Quantifying and Improving Travel Safety Using Computer Technology

Cars driving in traffic on a snowy road


Oct. 12, 2022

5:00 – 6:00 pm MDT


Whether you're traveling to work or school, driving across the country on vacation, or waiting for a package to arrive, weather can have a big impact on surface transportation. Each year in the United States, 1 in 5 roadway crashes are associated with adverse weather conditions resulting in thousands of fatalities, hundreds of thousands of injuries, and billions of dollars in socioeconomic costs and losses. Transportation agencies and the National Weather Service are increasingly turning to severity indices for winter weather, roadway flooding, and more, to better understand and communicate the forecast or perceived level of impacts on motorists during adverse weather conditions. Emerging technologies, such as advanced driver assistance systems (e.g., blind spot warning, adaptive cruise control) and automated driving systems, aspire to improve roadway safety; however, weather conditions can affect the reliability of these features. Impact quantification can provide further insights into the limits of these systems and guide research to develop mitigation strategies.

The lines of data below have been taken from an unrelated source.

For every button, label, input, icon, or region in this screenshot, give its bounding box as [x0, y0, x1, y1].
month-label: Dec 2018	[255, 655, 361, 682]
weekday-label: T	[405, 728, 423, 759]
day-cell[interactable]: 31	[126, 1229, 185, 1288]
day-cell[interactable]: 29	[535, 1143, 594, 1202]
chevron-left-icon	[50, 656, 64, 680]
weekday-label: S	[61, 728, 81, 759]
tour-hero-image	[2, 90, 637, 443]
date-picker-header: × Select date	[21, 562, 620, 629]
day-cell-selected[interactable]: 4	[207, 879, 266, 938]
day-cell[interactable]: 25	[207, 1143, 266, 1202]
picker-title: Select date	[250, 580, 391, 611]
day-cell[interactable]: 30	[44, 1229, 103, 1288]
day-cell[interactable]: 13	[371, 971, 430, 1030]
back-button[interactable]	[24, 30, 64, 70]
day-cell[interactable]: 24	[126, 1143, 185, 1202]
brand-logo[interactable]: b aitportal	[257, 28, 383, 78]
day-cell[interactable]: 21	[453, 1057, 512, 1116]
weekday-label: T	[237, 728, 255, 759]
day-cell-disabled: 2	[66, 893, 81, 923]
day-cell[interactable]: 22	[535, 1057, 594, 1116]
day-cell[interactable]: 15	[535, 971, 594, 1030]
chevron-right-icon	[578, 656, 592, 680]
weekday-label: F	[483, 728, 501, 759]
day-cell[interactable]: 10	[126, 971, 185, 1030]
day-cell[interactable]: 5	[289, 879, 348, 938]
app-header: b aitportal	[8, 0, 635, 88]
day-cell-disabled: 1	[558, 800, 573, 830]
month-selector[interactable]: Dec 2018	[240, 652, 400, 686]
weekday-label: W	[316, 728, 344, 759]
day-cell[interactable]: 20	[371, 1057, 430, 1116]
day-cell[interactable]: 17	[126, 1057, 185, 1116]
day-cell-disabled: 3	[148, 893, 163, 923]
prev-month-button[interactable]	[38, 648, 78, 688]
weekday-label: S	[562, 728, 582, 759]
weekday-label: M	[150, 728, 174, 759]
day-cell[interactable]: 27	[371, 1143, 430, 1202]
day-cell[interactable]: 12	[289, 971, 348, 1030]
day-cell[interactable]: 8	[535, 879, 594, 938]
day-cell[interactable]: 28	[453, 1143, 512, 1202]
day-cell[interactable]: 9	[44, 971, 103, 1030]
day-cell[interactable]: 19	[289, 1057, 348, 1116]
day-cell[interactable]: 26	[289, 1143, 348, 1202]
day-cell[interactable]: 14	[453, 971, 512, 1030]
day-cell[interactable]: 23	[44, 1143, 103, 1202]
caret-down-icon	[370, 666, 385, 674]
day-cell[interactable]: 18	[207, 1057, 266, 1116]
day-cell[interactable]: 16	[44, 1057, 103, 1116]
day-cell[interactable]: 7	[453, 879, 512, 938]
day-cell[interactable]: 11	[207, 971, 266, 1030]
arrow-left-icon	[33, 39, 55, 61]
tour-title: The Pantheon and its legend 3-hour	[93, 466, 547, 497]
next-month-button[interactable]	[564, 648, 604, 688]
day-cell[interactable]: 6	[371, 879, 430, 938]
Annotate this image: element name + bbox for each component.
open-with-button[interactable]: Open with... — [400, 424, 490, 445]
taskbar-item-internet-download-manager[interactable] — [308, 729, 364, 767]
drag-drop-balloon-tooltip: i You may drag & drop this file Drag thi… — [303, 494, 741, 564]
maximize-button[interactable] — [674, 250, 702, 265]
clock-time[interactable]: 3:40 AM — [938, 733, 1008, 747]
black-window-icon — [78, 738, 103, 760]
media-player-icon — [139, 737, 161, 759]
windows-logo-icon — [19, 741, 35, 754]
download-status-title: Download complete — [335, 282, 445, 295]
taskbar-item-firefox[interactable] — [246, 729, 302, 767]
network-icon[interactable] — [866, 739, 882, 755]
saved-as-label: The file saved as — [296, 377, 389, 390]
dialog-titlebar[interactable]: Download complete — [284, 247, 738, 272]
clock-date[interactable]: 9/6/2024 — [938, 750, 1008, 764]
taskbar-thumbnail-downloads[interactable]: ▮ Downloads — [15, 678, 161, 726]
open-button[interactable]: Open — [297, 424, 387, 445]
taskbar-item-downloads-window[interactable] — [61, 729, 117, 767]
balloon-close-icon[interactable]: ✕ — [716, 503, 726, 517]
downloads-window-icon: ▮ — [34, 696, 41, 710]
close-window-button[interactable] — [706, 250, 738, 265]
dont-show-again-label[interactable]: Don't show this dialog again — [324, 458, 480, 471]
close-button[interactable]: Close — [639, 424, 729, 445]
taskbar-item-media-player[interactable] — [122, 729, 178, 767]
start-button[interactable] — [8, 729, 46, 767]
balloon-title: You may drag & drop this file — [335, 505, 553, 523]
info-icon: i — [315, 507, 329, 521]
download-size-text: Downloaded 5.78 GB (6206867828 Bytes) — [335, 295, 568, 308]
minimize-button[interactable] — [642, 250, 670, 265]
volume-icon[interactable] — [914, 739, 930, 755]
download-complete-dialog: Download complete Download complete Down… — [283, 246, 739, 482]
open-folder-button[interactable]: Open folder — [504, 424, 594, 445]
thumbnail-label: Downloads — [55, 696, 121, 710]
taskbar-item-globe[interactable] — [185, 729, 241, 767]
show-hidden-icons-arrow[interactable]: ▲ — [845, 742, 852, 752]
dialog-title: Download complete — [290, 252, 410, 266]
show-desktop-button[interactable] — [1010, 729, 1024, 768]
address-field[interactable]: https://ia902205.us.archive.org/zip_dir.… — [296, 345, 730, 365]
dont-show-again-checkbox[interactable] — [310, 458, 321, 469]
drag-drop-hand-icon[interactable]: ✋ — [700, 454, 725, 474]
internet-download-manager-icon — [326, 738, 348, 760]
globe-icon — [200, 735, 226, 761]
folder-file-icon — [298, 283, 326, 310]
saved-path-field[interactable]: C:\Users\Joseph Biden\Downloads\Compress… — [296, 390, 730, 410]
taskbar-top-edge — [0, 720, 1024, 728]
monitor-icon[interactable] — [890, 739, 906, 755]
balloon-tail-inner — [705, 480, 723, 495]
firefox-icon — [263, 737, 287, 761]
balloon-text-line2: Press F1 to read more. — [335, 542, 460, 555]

In this Explorer Series conversation, NSF NCAR scientist Dr. Curtis Walker discusses the impact that weather has on roads and techniques to quantify those impacts. He will provide a preview of the future research and emerging technologies being developed with electric and self-driving cars, and the challenges that arise from the integration of these technologies alongside extreme weather and climate change.

Curtis Walker

Research Applications Laboratory

Dr. Curtis Walker is a Project Scientist at NSF NCAR as part of the Research Applications Laboratory (RAL) Weather Systems and Assessment Program (WSAP) specializing in research at the intersections of transportation, weather / climate, and artificial intelligence. He brings over 11 years of surface transportation meteorology research, development, and project management experience. While his academic training has focused on Applied Meteorology/Atmospheric Sciences, much of his development work has been on surface transportation projects. Dr. Walker has worked with the Nebraska Department of Transportation to develop a winter severity index, and collaborates with several agencies to advance understanding and technologies that will improve road safety for drivers. 

Dr. Walker is an Associate Member of the American Society of Civil Engineers (ASCE) and is an active member of many professional societies including the American Meteorological Society (AMS), Association of American Geographers (AAG), Intelligent Transportation Society of America (ITSA), Transportation Research Board (TRB), and American Geophysical Union (AGU), and serves on several organizational committees.

Dr. Walker was a postdoctoral fellow at NCAR through the Advanced Study Program (ASP) and participated in the University Corporation for Atmospheric Research (UCAR) Significant Opportunities in Atmospheric Research and Science (NSF SOARS) Program as an undergraduate student. He received a PhD in Earth and Atmospheric Sciences with a Meteorology/Climatology specialization from the University of Nebraska-Lincoln (2018). Dr. Walker grew up in New York City which heavily influenced his affinity for weather and transportation. As an African American research meteorologist, he wishes to inspire all, especially those underrepresented, to pursue their dreams and research passions keeping societal impacts and benefits at the forefront.